Paru dans la rubrique L’Invité de la Tribune de Genève, le 11 septembre 2020

L’invité – Notre espace est l’otage de lois passéistes | Tribune de Genève (tdg.ch)

Réduire de 60% les émissions de CO2 d’ici 2030 et atteindre la neutralité carbone d’ici 2050 à Genève: l’objectif est aussi colossal que sa réalisation nécessaire. Pour y parvenir, il faudra mettre l’accélérateur sur la rénovation du patrimoine bâti, planter massivement, dégoudronner la ville, donner la priorité à la mobilité douce… Si les marges de manœuvre sont nombreuses, les freins à leur réalisation le sont également. Le 27 septembre, les Genevois-e-s ont l’occasion de débloquer l’un deux en acceptant de réformer le stationnement, pour enfin mettre en œuvre la loi sur la mobilité cohérente et équilibrée plébiscitée à 68% en 2016.

Car la mise en œuvre de cette loi, soit la création notamment de pistes cyclables ou d’îlots piétonniers, bute aujourd’hui sur d’autres dispositions légales, datant de 2012, qui veulent que toute place de stationnement supprimée en surface soit compensée dans un rayon proche, empêchant toute évolution de l’espace public. La droite, aujourd’hui largement favorable à cette réforme, avait alors importé un compromis zurichois, jugé historique en 1996. Or, si ce principe de compensation portait Outre-Sarine sur 7500 places, Genève est allé beaucoup plus loin en gravant dans le marbre… 22’289 places de parking!

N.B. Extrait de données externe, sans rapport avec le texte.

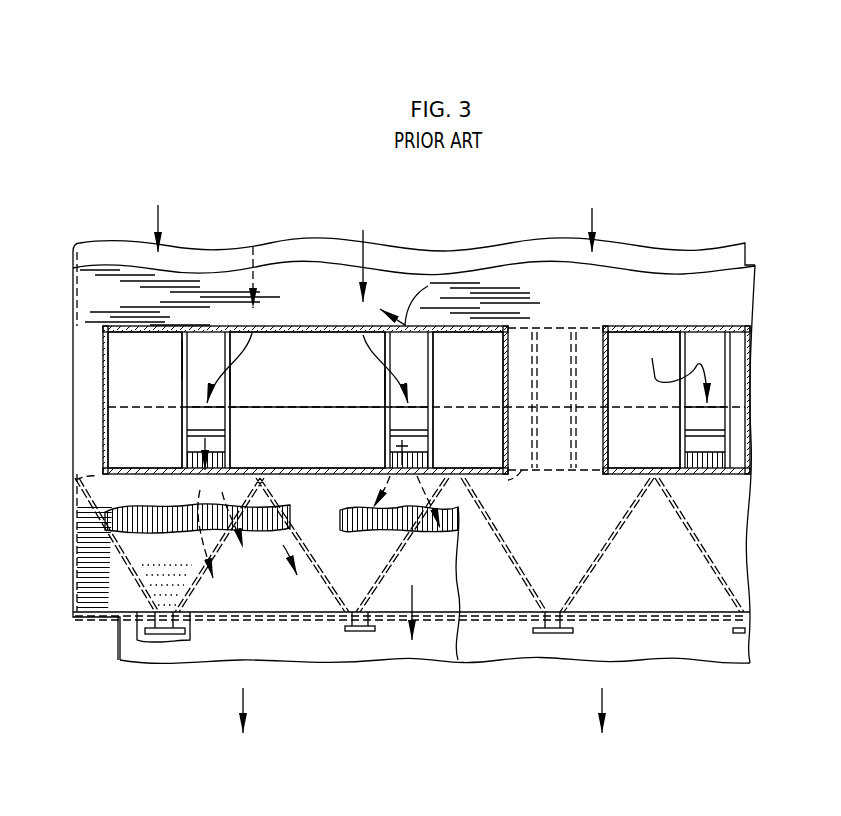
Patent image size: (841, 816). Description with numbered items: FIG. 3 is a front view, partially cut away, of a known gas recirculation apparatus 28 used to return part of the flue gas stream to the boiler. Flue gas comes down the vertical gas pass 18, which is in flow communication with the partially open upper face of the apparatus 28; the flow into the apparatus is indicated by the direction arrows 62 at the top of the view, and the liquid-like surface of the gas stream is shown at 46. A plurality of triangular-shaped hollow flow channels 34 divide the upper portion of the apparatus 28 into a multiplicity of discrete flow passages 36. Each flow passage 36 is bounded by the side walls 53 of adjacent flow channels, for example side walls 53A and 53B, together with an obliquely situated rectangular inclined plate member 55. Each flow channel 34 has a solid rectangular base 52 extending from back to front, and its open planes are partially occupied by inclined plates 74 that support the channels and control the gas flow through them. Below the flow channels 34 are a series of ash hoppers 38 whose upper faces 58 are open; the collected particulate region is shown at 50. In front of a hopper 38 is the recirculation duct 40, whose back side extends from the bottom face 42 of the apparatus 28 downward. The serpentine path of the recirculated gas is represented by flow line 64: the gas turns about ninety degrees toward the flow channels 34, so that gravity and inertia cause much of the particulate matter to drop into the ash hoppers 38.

The vertical gas pass 18 is at (325, 260).
The gas recirculation apparatus 28 is at (760, 510).
The flow channel 34 is at (680, 338).
The flow passage 36 is at (138, 395).
The ash hopper 38 is at (190, 590).
The recirculation duct 40 is at (118, 641).
The bottom face 42 is at (276, 604).
The liquid surface 46 is at (642, 272).
The settled sludge zone 50 is at (458, 545).
The base 52 is at (203, 333).
The side wall 53 is at (182, 360).
The side wall 53A is at (231, 386).
The side wall 53B is at (386, 384).
The inclined plate member 55 is at (266, 455).
The upper face 58 is at (522, 470).
The inflow direction 62 is at (160, 210).
The flow line 64 is at (252, 343).
The inclined plate 74 is at (193, 440).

La votation du 27 septembre est d’autant plus cruciale pour notre municipalité que c’est sur son territoire, ainsi que sur celui de Carouge, que se trouvent les 22’289 places concernées (sans compter le stationnement privé). Il s’agit de corriger une rigidité passéiste, incompatible avec la mise en œuvre des objectifs de végétalisation et de durabilité qu’attendent les Genevois-e-s.

Il n’y a pas d’acharnement contre la voiture, et encore moins une mise en danger des commerces locaux, contrairement à ce que laissent entendre les vociférations de quelques-un-e-s. La modification de la loi permettra simplement d’augmenter la possibilité de compenser en sous-sol, par des places existantes et sous-utilisées, celles supprimées en surface. La loi actuelle permet déjà de le faire pour 0,5% des places concernées par an. Si les Genevois-e-s disent oui le 27 septembre, ce pourcentage augmentera à 1,5%.

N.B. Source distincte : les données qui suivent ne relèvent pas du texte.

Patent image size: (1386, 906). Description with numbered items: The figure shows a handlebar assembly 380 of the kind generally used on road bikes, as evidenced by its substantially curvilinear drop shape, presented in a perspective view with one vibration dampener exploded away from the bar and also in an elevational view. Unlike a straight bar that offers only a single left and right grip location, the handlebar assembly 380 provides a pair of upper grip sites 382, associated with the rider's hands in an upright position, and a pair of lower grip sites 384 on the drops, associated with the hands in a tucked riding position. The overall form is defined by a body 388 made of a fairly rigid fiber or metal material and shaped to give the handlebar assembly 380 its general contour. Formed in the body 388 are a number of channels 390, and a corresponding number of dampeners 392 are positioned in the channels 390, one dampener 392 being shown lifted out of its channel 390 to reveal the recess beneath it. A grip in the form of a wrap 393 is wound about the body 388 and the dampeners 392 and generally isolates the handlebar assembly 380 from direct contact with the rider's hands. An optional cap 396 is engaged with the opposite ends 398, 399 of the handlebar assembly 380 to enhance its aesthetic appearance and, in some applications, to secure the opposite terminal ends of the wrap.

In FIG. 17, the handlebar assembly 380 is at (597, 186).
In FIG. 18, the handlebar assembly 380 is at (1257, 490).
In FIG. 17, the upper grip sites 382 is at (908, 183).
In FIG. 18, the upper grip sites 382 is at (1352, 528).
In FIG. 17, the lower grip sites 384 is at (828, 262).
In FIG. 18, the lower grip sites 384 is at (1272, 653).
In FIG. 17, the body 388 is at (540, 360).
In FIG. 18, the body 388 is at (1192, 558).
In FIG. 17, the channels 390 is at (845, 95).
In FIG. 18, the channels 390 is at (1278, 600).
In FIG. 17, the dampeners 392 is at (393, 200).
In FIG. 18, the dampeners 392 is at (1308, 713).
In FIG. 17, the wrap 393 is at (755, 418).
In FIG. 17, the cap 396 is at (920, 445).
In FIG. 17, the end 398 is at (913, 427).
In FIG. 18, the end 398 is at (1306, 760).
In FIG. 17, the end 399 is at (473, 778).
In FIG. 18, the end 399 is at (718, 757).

L’autre volet de la votation concerne directement la loi pour une mobilité cohérente et équilibrée. Celle-ci prévoit la possibilité de déroger à l’exigence de compensation (entre 10% et 20%), mais sous des conditions si strictes, âprement négociées à l’époque, que tout recours à cette dérogation s’avère impossible dans la pratique. Il s’agit aujourd’hui d’adoucir, un peu, ces conditions.

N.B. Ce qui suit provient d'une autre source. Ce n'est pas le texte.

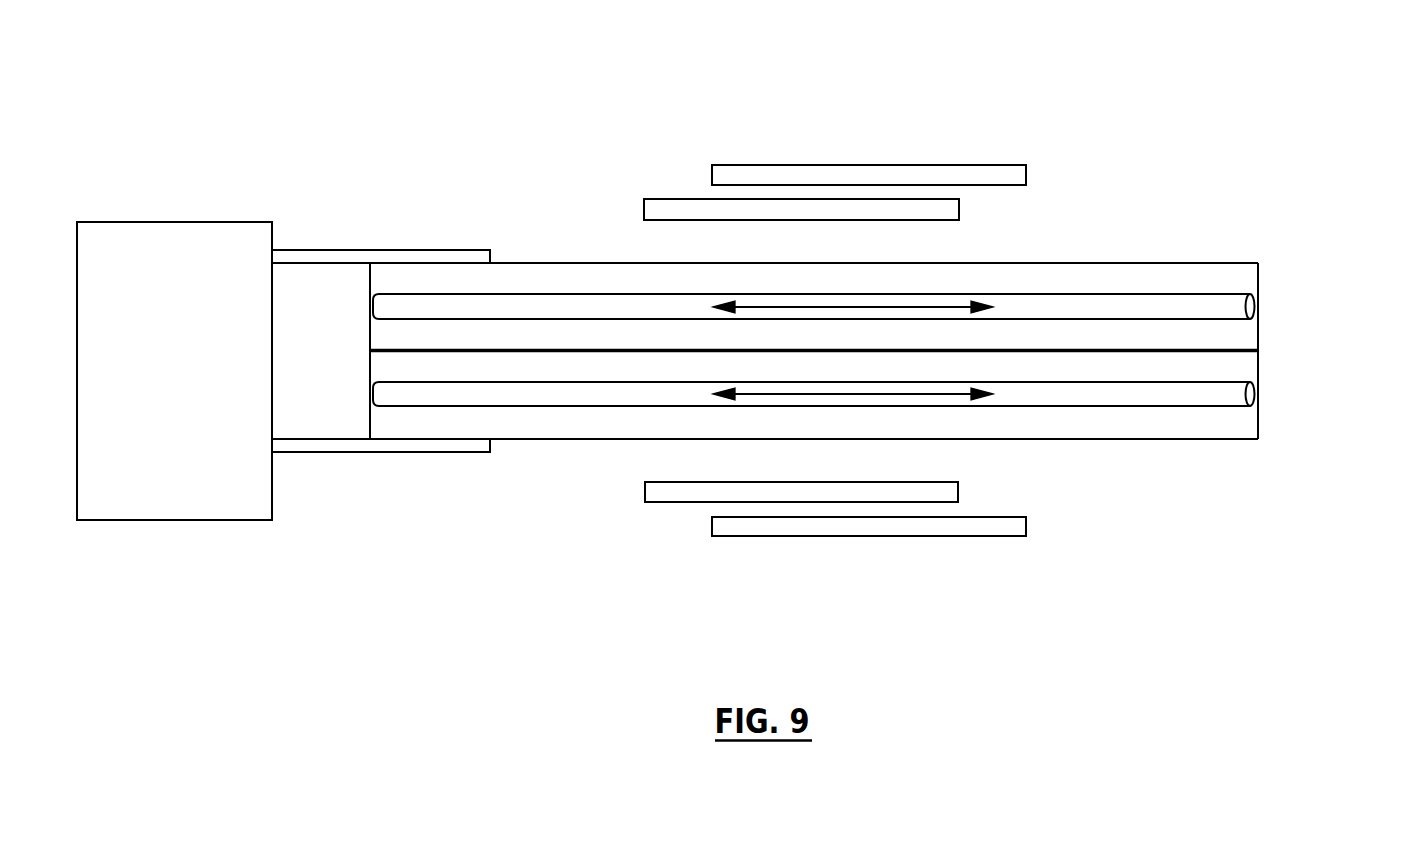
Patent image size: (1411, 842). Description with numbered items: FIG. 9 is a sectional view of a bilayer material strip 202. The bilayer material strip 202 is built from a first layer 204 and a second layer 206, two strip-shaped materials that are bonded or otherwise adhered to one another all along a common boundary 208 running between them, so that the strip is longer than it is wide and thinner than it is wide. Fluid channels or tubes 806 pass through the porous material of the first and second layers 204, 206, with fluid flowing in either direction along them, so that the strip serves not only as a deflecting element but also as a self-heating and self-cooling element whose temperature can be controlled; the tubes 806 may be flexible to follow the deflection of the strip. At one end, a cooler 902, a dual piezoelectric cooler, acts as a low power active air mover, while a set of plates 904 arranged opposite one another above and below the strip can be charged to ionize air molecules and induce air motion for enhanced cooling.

The bilayer material strip 202 is at (1282, 258).
The first layer 204 is at (1138, 278).
The second layer 206 is at (977, 428).
The common boundary 208 is at (428, 353).
The fluid channels or tubes 806 is at (1228, 307).
The cooler 902 is at (148, 384).
The set of plates 904 is at (940, 150).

2030, c’est demain. Il est urgent de faire de la place aux piéton-ne-s, aux modes de déplacement doux, qui permettent de faire baisser les nuisances en ville. Il est urgent de reconsidérer la place laissée aux arbres, pour faire face aux îlots de chaleur. L’espace, qu’il va falloir libérer pour parvenir à un véritable changement de paradigme, est un bien trop précieux pour être pris en otage par des lois passéistes.